I thank Tonia Antoniazzi for bringing such an important debate to the fore. Many people will know what the bond is like between parent and child, so just imagine what it must be like for families to then lose their child. That is a thought that, as a parent, I personally cannot bear, yet it happened in my community this summer. My community of North Norfolk is very close and loving, and things are very much the same in the Pitcher family. On 12 July, little Benny Pitcher lost his battle, after just over a year, with diffuse intrinsic pontine glioma—DIPG. He was just six years old. Never before have I witnessed grief in my community like it, as people lined the streets to watch that bravest of little men make his way to Cromer crematorium. That little boy captured the spirit of everybody who met him. He was, like the characters that he adored, a little superhero.
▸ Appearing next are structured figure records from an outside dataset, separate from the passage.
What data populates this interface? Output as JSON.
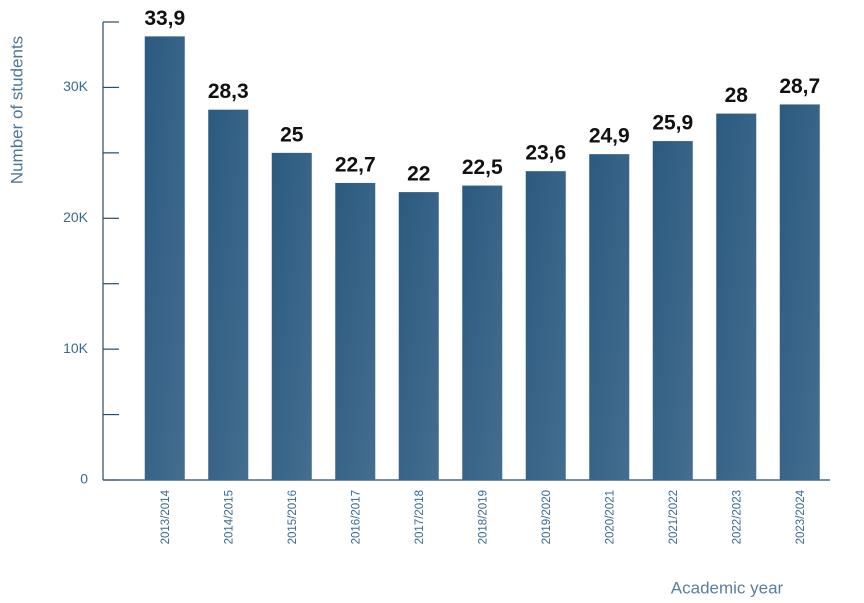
{
  "chart_data": {
    "type": "bar",
    "y_label": "Number of students",
    "x_label": "Academic year",
    "categories": [
      "2013/2014",
      "2014/2015",
      "2015/2016",
      "2016/2017",
      "2017/2018",
      "2018/2019",
      "2019/2020",
      "2020/2021",
      "2021/2022",
      "2022/2023",
      "2023/2024"
    ],
    "values": [
      33900,
      28300,
      25000,
      22700,
      22000,
      22500,
      23600,
      24900,
      25900,
      28000,
      28700
    ],
    "value_labels": [
      "33,9",
      "28,3",
      "25",
      "22,7",
      "22",
      "22,5",
      "23,6",
      "24,9",
      "25,9",
      "28",
      "28,7"
    ],
    "color": "#2b5a80",
    "ylim": [
      0,
      35000
    ],
    "yticks": [
      0,
      {
        "value": 10000,
        "label": "10K"
      },
      {
        "value": 20000,
        "label": "20K"
      },
      {
        "value": 30000,
        "label": "30K"
      }
    ],
    "yminor_ticks": [
      5000,
      15000,
      25000,
      35000
    ]
  }
}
I first became involved with the family, Julie and Kevin Pitcher, when helping them to achieve planning permission for their house so that little Benny could live a more comfortable life as his cancer took hold and his health deteriorated, but cruelly he was even robbed of being able to move into the extension when he passed away just a week before the builders finished. That was despite enormous work by the community—hundreds of people helped. I was not an MP at that time, but the Pitchers’ story touched me, like so many others. How could it not touch you to witness a family go through what Kevin and Julie experienced? I am proud to say that I helped them and now call them my friends.

As we all know, the Pitchers will not be the last family to suffer at the hands of the cruellest of childhood cancers, and it is because of stories like theirs that parliamentarians like us must do absolutely everything we can to provide help and support, and ensure that as much funding as possible is provided for scientific research. As we have heard, there is a 0% survival chance with DIPG. There has been no improvement over the last 50 years. In the 21st century, surely that is not good enough. We have to do what we can to turn around the fact that cancer is still the most common cause of death in the under-15s. As we have heard, if we can fund and produce a vaccine for covid in nine months, surely we can do more on childhood cancers and improve the fact that only one fifth of childhood cancer research is funded by the Department of Health and Social Care.

I would also like to make the point that when people’s lives are turned upside down overnight by the knowledge that their child will pass away in a very short time, we must do more to support those families, who end up being carers. Every waking moment should be spent with their child, not worrying about what forms need filling in or where they can go to get help. Where is the one-to-one handholding—the service that really could help to lessen the strain that those families experience?

I want to place on the record my thanks to the incredible communities that I serve and the selfless people who raised so much money to help the Pitcher family, and particularly to the Pitcher family themselves. Their work alone back in North Norfolk has raised the issue of childhood cancers. The incredible strength that the family have shown through such adversity is admired by everybody who meets them. Benny’s father, Kevin, made a promise to his son that he would run a marathon to raise funds for this cause, and it is the true mark of that family that Kevin will fulfil his promise in the spring and honour his son Benny.